Schwangerschaftswoche 5
Ziemlich genau einen Monat nach unserem Urlaub kauft mein Mann einen Schwangerschaftstest. Meine Periode ist ein paar Tage überfällig und wir finden beide, dass meine Brüste größer geworden sind. Eigentlich sind wir uns sicher, dass ich schwanger sein MUSS, aber wir wollen es schwarz auf weiß.
In der Nacht träume ich davon, nicht genug Urin zu haben, um fünf Sekunden lang auf den Test zu pinkeln, und wir noch einen weiteren Tag warten müssen. Mein Mann träumt währenddessen von Zwillingen.
Am nächsten Morgen laufen wir gemeinsam ins Bad (mein Urin hätte für mindestens drei Tests gereicht), wir warten uuund: Ich bin schwanger!
Jetzt ist offiziell. Nils und ich, wir werden Eltern.
Schwangerschaftswoche 12
Ich weiß schon jetzt nicht mehr, wann wir die Namen für unser Baby eigentlich festgelegt haben. Ich glaube, es war nicht einmal eine Diskussion, sondern eher ein Gespräch von etwa fünf Minuten. Schon vor der Schwangerschaft hatten wir oft über mögliche Namen für unsere Kinder in ferner Zukunft gesprochen. Also legten wir es einfach fest, ohne auch nur in einem einzigen Namensbuch zu blättern. Es würde ein Ole oder eine Alva werden. Je nachdem.
Nun sitze ich auf unserer Couch und suche vergeblich nach Meditationen, bei denen man sich mit dem Baby im Bauch verbinden und mit ihm Kontakt aufnehmen kann, aber ich finde einfach nichts Passendes. Da schließe ich die Augen und spüre in mich hinein.
„Hallo, du“, sage ich und komme mir ein bisschen bescheuert vor. Ich würde das Kleine gern beim Namen nennen, aber kenne das Geschlecht noch nicht.
„Bist du Alva?“, frage ich also. Nichts. Natürlich nicht, was hatte ich denn erwartet? „Oder bist du Ole?“, frage ich trotzdem und ich kann es nicht anders beschreiben: In meinem Bauch fängt es plötzlich ganz aufgeregt an zu kribbeln. „Hallo, Ole“, sage ich und auch wenn ich noch nicht weiß, ob mein Gefühl mich trügt oder nicht, so bleibt es doch einer dieser magischen Momente, in denen ich mein Glück nicht fassen kann.
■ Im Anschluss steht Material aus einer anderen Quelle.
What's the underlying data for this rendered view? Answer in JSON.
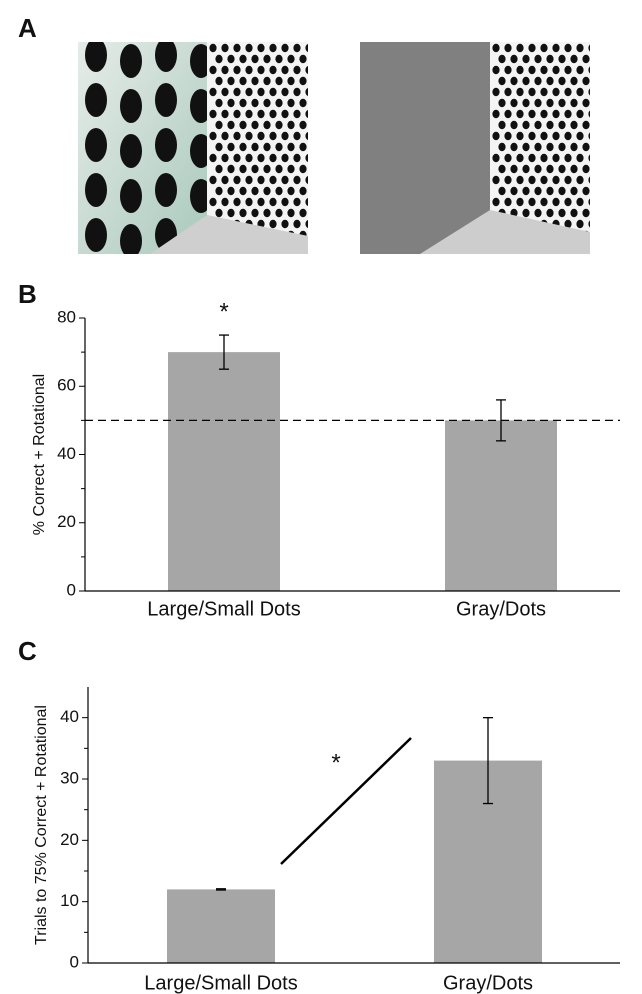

Ich bin schwanger und darf all das tatsächlich erleben.
Schwangerschaftswoche 23
Wenn ich an Weihnachten 2020 denke, dann denke ich natürlich an Abstand, Mundschutz und Lockdown, an viele Ängste und Fragezeichen. Ich denke aber vor allem an das schönste und entspannteste Weihnachtsfest, das ich in meinem Erwachsenenleben bisher erlebt habe. Ich denke an das Kind in meinem Bauch, das fröhlich strampelt und Schluckauf hat und an all die Hände, die es in den Weihnachtstagen zum ersten Mal fühlen können. Es ist verrückt, wie präsent unser Baby jetzt schon ist und wie viele Menschen es gibt, die es nicht abwarten können, es endlich kennenzulernen. Es war ein Weihnachten, an dem ich vieles einfach so sein gelassen habe, wie es eben ist. Geschenke ohne Schleifen, Crème Brûlée ohne Zucker, eine Weihnachtskarte mit falschem Foto und Essen ohne schlechtes Gewissen. Vieles war nicht so perfekt, wie es ein Teil von mir gern gehabt hätte, aber gerade dadurch, dass ich losgelassen habe, war ich überhaupt bereit für all die großen und kleinen Wunder. Für Tränen bei der Geschenkübergabe, wühlen in Müllsäcken voll Babyklamotten und ein Ultraschallbild mit dem Namen “Ole” darauf.